「タイヤの空気圧なんて、ガソリンスタンドで適当に見てもらえば大丈夫でしょ?」かつての私はそう高を括っていました。しかし、愛車のタイヤをダンロップ ルマン5+に履き替え、さらにホイールをインチアップしたあの日、その認識がいかに危険だったかを痛感したのです。
単に空気を入れればいいわけではありません。特にダンロップのような高性能タイヤのポテンシャルを引き出し、偏摩耗を防いで長く付き合うためには、独自の「空気圧表」の読み解き方が鍵となります。私の失敗談と成功体験を交え、専門的な管理術を分かりやすくお届けします。
そもそも「適正空気圧」はどこを見ればわかるのか?
多くの人が最初に陥る罠が、タイヤそのものに数値が書いてあると思い込むことです。実は、基準となる数値は「車側」にあります。
- 運転席ドアを開けた内側をチェック: ほとんどの国産車は、ここに「車両指定空気圧」が記されたシールが貼ってあります。
- 純正サイズならこれが絶対: タイヤを標準サイズのままダンロップ エナセーブなどに交換しただけなら、この数値通りに調整するのが正解です。
私も最初は「少し多めがいい」という噂を信じて、指定より+30kPaほど入れて走っていました。しかし、路面の細かな振動を拾いすぎてしまい、ダンロップ特有のしなやかな乗り心地を台無しにしていたことに気づかされました。やはり、メーカーの指定には深い根拠があるのです。
インチアップで豹変する!「荷重能力」の落とし穴
問題は、純正よりも大きなホイールに変えた時です。私が17インチから18インチへインチアップした際、見た目の格好良さに浮かれて見落としていたのが「荷重能力(ロードインデックス)」でした。
タイヤの側面をよく見ると「91W」といった数字と記号が刻まれています。この「91」が耐えられる重さを示しており、インチアップしてタイヤが薄くなると、この数値が下がることが多いのです。
ここで役立つのが、ダンロップの公式サイト等でも公開されている「空気圧別荷重能力対応表」です。
- 純正タイヤの能力を調べる: 車両指定空気圧で、そのタイヤが何kgを支えていたかを確認します。
- 新タイヤの規格を確認: 日本のJATMA規格か、欧州のETRTO規格(エクストラロード/XL規格)かを確認します。

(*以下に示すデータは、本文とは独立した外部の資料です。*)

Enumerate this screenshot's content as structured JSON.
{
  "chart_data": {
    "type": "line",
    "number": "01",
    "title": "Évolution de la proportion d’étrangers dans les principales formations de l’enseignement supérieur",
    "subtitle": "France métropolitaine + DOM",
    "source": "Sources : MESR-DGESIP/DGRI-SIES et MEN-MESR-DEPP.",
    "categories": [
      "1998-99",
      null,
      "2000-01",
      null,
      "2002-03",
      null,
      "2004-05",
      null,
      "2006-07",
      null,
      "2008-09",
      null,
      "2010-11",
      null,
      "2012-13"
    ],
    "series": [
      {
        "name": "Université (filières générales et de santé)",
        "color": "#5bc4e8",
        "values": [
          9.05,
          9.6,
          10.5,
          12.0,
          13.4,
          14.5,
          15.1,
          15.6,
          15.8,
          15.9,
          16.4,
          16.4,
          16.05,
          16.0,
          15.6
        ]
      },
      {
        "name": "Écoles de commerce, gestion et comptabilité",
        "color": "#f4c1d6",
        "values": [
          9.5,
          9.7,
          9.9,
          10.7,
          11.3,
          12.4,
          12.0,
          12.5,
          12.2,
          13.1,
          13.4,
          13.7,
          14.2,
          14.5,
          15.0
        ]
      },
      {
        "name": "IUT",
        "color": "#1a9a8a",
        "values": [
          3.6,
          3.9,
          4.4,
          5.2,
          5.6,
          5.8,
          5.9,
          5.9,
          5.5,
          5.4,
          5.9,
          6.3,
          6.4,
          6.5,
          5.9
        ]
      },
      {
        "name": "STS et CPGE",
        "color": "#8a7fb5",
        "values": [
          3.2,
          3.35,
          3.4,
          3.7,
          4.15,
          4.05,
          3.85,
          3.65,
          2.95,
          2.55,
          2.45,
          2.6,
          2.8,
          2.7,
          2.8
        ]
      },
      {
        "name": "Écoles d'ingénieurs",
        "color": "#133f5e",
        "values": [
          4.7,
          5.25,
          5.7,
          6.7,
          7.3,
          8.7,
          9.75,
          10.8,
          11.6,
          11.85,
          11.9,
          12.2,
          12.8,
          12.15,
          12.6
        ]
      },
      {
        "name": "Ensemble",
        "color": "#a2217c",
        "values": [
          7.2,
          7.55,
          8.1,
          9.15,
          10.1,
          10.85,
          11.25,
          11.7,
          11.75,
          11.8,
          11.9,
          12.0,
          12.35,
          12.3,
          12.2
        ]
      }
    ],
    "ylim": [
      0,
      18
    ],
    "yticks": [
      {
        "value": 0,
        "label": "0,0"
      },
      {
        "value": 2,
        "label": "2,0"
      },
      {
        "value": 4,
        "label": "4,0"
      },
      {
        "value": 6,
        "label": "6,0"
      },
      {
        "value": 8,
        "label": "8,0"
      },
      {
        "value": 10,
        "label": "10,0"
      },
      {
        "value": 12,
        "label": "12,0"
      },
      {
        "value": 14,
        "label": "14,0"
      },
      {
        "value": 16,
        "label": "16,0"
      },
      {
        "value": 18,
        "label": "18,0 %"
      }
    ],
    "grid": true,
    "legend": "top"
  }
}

- 表から逆算する: 純正と同等の荷重能力を維持するために、新タイヤには「何kPa」必要なのかを割り出します。
XL規格のダンロップ ディレッツァを選んだ場合、純正と同じ230kPaでは力不足で、270kPaほど入れないとタイヤが潰れすぎてしまうケースもあります。これを知らずに走っていた時期、私のタイヤは外側だけが異常に早く減ってしまい、手痛い出費を強いられました。
実践!空気圧点検を「自分事」にするコツ
「月に一度の点検」と言われても、面倒なのが本音でしょう。私が習慣化できたのは、エーモン エアゲージを手に入れてからです。
- 「冷間時」の測定を徹底する: 走行後のタイヤは熱で空気が膨張しています。私は必ず、週末の朝一番、走り出す前に計測するようにしています。
- ガソリンスタンドは「入れる場所」: スタンドに着く頃にはタイヤが温まっているので、家で測った不足分を「プラスアルファ」して補充するのがプロの知恵です。
空気圧がバッチリ決まったダンロップ ビューロで高速道路を走る時の、吸い付くような接地感と静粛性は、何物にも代えがたい快感です。
まとめ:あなたの命を支えるのは「たったハガキ1枚分」の面積
タイヤが地面に接している面積は、4輪合わせてもハガキ4枚分ほどしかありません。その小さな面積を正しく接地させる唯一の方法が、適切な空気圧管理です。
ダンロップの空気圧表を正しく読み解き、あなたの車の「本当の正解」を見つけてください。もし計算に自信がなければ、タイヤセレクトなどの専門店で「このタイヤの適正空気圧を計算してください」と頼むのも、賢いドライバーの選択です。
次は、あなたの愛車のドアを開け、あの銀色のシールを確認することから始めてみませんか?